Kolom Sosial Politik

“Ganti Gigi” atau “Cabut Gigi”?

33views

 

Oleh: Budi Setiawan

PERNYATAAN Mensesneg Prasetyo Hadi yang menyebut pergantian lima menteri di kabinet, utamanya Menteri Keuangan, Sri Mulyani, “bukan mundur, bukan dicopot” melahirkan teka-teki politik yang lebih rumit daripada penjelasan. Alih-alih memberi kejelasan, kalimat itu menghadirkan ruang kosong yang sengaja dibiarkan mengambang.

Setiap kata dalam politik memang tidak pernah netral; ia adalah senjata. Dalam kasus ini, diksi dipakai untuk membentuk persepsi publik tanpa harus menyentuh fakta yang sesungguhnya.

Secara sederhana, publik hanya mengenal dua istilah: “mundur” atau “dicopot”. “Dicopot” jelas berkonotasi pemecatan, tindakan sepihak dari Presiden, biasanya karena alasan ketidakpercayaan.
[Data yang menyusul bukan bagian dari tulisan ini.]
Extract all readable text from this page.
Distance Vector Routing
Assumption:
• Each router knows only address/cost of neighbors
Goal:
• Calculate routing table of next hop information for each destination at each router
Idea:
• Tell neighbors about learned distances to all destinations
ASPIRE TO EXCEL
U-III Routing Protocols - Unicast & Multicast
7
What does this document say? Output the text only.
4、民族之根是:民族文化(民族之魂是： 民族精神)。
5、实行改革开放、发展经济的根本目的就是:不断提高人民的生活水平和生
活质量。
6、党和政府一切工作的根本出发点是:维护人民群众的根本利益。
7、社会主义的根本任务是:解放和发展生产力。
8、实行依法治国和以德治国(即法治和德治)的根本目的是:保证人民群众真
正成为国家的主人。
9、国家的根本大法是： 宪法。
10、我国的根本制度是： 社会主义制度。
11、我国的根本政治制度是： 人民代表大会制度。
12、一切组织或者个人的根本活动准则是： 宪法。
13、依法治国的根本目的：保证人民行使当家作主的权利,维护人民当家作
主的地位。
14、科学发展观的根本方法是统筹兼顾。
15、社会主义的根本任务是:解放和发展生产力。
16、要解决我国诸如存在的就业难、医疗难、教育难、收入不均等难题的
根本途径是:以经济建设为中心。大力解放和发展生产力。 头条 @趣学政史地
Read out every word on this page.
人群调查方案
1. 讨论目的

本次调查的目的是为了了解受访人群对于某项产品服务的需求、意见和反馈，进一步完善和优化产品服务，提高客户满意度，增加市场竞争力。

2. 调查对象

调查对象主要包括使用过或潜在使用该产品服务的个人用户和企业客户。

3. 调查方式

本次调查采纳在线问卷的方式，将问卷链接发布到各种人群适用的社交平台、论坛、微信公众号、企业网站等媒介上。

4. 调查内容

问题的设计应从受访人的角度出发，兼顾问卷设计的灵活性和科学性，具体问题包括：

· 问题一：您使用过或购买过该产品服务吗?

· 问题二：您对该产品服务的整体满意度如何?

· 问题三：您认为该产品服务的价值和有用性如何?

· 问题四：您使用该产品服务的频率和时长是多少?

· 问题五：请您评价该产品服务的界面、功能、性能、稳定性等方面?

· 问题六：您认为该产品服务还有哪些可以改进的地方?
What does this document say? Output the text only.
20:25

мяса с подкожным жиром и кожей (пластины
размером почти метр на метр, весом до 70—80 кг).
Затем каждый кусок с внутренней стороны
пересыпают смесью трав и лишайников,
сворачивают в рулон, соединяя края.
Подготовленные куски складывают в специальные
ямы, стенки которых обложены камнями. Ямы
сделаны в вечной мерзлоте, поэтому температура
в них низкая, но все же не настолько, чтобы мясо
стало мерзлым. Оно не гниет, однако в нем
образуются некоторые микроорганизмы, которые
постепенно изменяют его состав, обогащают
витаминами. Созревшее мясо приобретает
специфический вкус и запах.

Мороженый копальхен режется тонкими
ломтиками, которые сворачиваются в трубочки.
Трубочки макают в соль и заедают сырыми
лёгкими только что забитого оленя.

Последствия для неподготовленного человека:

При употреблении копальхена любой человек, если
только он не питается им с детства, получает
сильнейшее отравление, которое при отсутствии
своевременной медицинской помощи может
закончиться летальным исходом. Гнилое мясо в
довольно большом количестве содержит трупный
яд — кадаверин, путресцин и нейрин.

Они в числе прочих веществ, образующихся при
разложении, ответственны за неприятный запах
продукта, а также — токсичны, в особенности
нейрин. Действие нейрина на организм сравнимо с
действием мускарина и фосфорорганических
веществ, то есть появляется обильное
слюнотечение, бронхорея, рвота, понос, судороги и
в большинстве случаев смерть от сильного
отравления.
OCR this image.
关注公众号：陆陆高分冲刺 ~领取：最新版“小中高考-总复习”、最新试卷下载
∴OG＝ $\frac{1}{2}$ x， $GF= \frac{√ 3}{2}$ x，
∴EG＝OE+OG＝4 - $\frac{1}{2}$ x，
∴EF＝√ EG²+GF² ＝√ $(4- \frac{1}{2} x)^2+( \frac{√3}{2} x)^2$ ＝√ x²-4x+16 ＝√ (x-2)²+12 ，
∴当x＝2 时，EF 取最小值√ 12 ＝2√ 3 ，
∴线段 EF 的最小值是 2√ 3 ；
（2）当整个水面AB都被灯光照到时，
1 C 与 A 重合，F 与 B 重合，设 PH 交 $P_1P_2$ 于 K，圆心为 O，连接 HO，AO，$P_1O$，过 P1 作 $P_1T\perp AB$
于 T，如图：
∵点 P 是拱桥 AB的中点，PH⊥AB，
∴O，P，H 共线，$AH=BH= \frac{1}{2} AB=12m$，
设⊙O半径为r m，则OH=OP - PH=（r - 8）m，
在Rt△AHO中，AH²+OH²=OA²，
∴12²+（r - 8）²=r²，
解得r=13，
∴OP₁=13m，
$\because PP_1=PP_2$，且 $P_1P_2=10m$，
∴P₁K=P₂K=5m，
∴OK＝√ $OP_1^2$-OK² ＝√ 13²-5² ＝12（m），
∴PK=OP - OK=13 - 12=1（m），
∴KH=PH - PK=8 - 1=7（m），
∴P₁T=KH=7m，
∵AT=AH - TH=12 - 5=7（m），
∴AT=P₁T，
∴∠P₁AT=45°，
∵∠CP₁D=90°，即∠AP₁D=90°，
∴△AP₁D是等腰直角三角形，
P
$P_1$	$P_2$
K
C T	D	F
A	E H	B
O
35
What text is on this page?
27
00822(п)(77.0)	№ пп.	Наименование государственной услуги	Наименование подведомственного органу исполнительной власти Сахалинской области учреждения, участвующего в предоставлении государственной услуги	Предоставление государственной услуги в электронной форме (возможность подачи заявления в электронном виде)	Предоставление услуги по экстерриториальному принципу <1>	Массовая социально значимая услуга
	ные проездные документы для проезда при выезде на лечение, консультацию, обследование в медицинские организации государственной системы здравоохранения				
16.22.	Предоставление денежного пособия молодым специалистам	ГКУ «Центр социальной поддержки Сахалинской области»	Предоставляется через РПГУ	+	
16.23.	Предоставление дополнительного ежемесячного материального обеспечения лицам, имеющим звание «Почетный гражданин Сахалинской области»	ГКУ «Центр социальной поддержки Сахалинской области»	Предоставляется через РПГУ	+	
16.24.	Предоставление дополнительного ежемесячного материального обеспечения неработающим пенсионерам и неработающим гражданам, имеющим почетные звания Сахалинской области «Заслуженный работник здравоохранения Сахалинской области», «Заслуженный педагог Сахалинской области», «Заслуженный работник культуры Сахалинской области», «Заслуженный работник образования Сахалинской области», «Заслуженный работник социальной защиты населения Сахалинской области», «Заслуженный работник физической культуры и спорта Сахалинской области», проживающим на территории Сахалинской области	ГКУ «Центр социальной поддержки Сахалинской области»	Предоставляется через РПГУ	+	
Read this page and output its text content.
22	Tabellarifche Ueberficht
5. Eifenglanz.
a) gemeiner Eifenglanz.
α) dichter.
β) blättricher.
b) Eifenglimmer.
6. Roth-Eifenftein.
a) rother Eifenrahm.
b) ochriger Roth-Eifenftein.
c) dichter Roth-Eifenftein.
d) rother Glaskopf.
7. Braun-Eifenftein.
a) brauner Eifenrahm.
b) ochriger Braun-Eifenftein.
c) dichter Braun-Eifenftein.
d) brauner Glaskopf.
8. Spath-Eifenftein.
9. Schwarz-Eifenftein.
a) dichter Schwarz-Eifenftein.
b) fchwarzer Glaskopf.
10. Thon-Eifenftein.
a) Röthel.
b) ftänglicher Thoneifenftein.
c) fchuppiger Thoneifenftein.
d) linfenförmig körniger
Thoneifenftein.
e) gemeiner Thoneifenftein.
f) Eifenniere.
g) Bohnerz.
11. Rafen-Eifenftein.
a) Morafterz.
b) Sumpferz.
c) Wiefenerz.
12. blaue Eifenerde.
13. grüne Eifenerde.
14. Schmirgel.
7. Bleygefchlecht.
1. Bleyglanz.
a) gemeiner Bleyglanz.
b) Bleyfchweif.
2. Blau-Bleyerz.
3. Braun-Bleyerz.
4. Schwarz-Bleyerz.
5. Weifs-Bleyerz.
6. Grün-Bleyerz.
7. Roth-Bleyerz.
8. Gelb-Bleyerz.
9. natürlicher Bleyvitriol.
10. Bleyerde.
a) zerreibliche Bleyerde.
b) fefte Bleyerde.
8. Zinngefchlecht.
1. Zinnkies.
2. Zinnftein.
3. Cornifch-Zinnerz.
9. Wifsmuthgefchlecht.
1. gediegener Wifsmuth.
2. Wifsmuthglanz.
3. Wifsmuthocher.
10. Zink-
Sedangkan “mundur” berarti inisiatif pribadi, langkah sukarela yang terkesan lebih terhormat. Dengan menolak dua istilah itu sekaligus, Mensesneg ingin menutup pintu spekulasi: tidak ada sanksi dari Presiden, tetapi juga tidak ada kehendak pribadi dari Sri Mulyani.

Lalu apa yang tersisa? Ya, sekadar istilah “diganti”. Kata yang netral, tanpa muatan emosional, tanpa sebab-akibat yang jelas. Kalau mau diperhalus, bisa disebut reshuffle—perombakan kabinet. Padahal, publik tahu, reshuffle jarang lahir dari ruang hampa. Selalu ada pertimbangan politik, tarik-menarik kepentingan, bahkan ketegangan di lingkar kekuasaan.

Di titik inilah eufemisme politik bekerja. Dengan kalimat “bukan mundur, bukan dicopot”, pemerintah berusaha mengemas pergantian itu seolah-olah bagian dari manajemen rutin. Citra stabilitas tetap terjaga, retakan di dalam kekuasaan bisa ditutup rapat. Publik dipaksa menerima narasi resmi: ini hanya pergantian biasa, tidak ada drama.

Padahal justru di sanalah drama itu terasa. Pernyataan Mensesneg bukanlah kekeliruan linguistik, melainkan manuver retoris. Ia menyingkirkan dua tafsir paling logis dan mendorong kita menerima tafsir ketiga yang steril dari konflik. Pertanyaannya: benarkah pergantian itu sesederhana “ganti gigi,” atau sebenarnya ada gigi yang memang sengaja “dicabut”? Pada akhirnya, logika pejabat kita yang gemar memainkan kata membuat publik semakin kehilangan akal sehat politiknya.

        * Budi Setiawan, pemerhati sosial politik alumnus FISIP Universitas Padjadjaran Bandung, mantan jurnalis senior ibukota.